The modulo operation essentially calculates the remainder of a division. For example:
5 % 4 = 1
What’s very useful, is that you can take any number, and easily group it into any size group. For example, if you needed to separate 6 items into 3 groups (OK—obviously you would do this differently, but it’s just for demonstration), you can do the following:
1 % 3 = 1 2 % 3 = 2 3 % 3 = 0 4 % 3 = 1 5 % 3 = 2 6 % 3 = 0
Now your numbers are in group 0, 1, or 2. This gets much more useful when you think about how almost all RDBMS tables have a numeric primary key value. Need to split all the users in your system into 10 batches? Just calculate the user ID % 10 and you have all your users evenly (or, evenly enough) split.

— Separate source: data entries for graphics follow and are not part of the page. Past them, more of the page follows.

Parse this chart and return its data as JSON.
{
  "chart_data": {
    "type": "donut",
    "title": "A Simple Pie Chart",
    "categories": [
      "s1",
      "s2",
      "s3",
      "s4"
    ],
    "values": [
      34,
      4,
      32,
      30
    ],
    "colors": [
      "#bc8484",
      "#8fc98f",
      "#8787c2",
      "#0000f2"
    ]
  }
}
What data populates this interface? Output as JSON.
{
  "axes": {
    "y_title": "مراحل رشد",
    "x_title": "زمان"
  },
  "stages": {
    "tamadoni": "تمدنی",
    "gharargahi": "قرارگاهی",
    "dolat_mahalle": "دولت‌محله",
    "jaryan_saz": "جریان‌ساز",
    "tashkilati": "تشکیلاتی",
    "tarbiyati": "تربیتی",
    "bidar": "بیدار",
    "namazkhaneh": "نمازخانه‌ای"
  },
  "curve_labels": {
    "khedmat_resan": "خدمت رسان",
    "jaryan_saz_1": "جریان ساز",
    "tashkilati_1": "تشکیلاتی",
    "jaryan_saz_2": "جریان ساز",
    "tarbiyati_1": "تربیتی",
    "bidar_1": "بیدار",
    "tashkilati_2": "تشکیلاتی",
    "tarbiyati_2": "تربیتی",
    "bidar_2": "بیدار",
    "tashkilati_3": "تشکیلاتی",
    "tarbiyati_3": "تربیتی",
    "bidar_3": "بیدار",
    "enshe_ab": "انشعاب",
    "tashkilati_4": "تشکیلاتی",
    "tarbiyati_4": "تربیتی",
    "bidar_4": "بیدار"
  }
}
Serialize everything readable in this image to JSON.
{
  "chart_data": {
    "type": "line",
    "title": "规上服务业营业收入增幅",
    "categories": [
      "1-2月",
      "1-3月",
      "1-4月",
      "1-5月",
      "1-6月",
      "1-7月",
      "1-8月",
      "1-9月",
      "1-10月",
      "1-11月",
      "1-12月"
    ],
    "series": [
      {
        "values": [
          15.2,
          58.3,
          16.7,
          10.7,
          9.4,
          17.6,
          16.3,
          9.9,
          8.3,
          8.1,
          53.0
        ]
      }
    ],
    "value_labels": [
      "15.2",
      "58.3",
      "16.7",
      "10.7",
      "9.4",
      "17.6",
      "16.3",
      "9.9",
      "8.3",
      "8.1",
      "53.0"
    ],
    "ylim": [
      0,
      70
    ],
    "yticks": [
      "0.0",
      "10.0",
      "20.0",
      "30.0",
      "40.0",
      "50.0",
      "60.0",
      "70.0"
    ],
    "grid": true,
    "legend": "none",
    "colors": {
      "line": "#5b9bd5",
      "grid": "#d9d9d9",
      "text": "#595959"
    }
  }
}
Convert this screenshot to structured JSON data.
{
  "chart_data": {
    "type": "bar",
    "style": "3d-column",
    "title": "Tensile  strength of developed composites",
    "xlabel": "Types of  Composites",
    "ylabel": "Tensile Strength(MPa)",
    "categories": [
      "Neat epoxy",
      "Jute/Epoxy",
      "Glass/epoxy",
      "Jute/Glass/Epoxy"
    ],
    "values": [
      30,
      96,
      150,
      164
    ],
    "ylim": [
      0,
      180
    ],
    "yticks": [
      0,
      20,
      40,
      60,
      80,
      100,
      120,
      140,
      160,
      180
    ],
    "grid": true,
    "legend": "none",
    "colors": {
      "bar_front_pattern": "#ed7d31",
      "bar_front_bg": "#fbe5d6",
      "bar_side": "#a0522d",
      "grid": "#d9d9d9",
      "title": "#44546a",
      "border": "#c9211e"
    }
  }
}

This is a great way to implement sharding. For example, WordPress 3.0 and higher support multiple sites running on the same codebase. It does this by creating special tables for each site, in the format of PREFIX + ID + TABLE NAME (so a database might look like wp_322_posts). Well, when you have a thousand sites, each with 10 or more tables, you start running into trouble keeping them all in one database. That’s where the modulo operator comes into play:
function db_callback($query, &$wpdb) {
// $wpdb->base_prefix = 'wp_';
// $wpdb->table = 'wp_322_posts';
if (preg_match("/^{$wpdb->base_prefix}(\d+)_/i", $wpdb->table, $matches)) {
// Pretend we have 3 databases
// Will return 'database0', 'database1' or 'database2'
return 'database' . ($matches[1] % 3);
}
}
Another recent way I’ve used the modulo operator is sending out a weekly batch email to a large number of users. In this case, I had hundreds of thousands of records to read, parse, and then send out an email based on the results. Rather than do all 600,000 records at once, I split them up into 7 batches, based on day. Here’s a simplified version of that query:
$sql = 'SELECT * FROM table
WHERE user_id MOD 7 = ' . date('w');
Then I just set up the script to run daily through my crontab, and each user gets their email once a week, on the same day each week. Alternately, you could send the message every hour to break it into 168 separate blocks throughout the week:
$sql = 'SELECT * FROM table
WHERE user_id MOD 168 = ' . ((date('w') * 24) + date('H'));
It’s something that you don’t necessarily use often, but it’s very handy to have in your repertoire.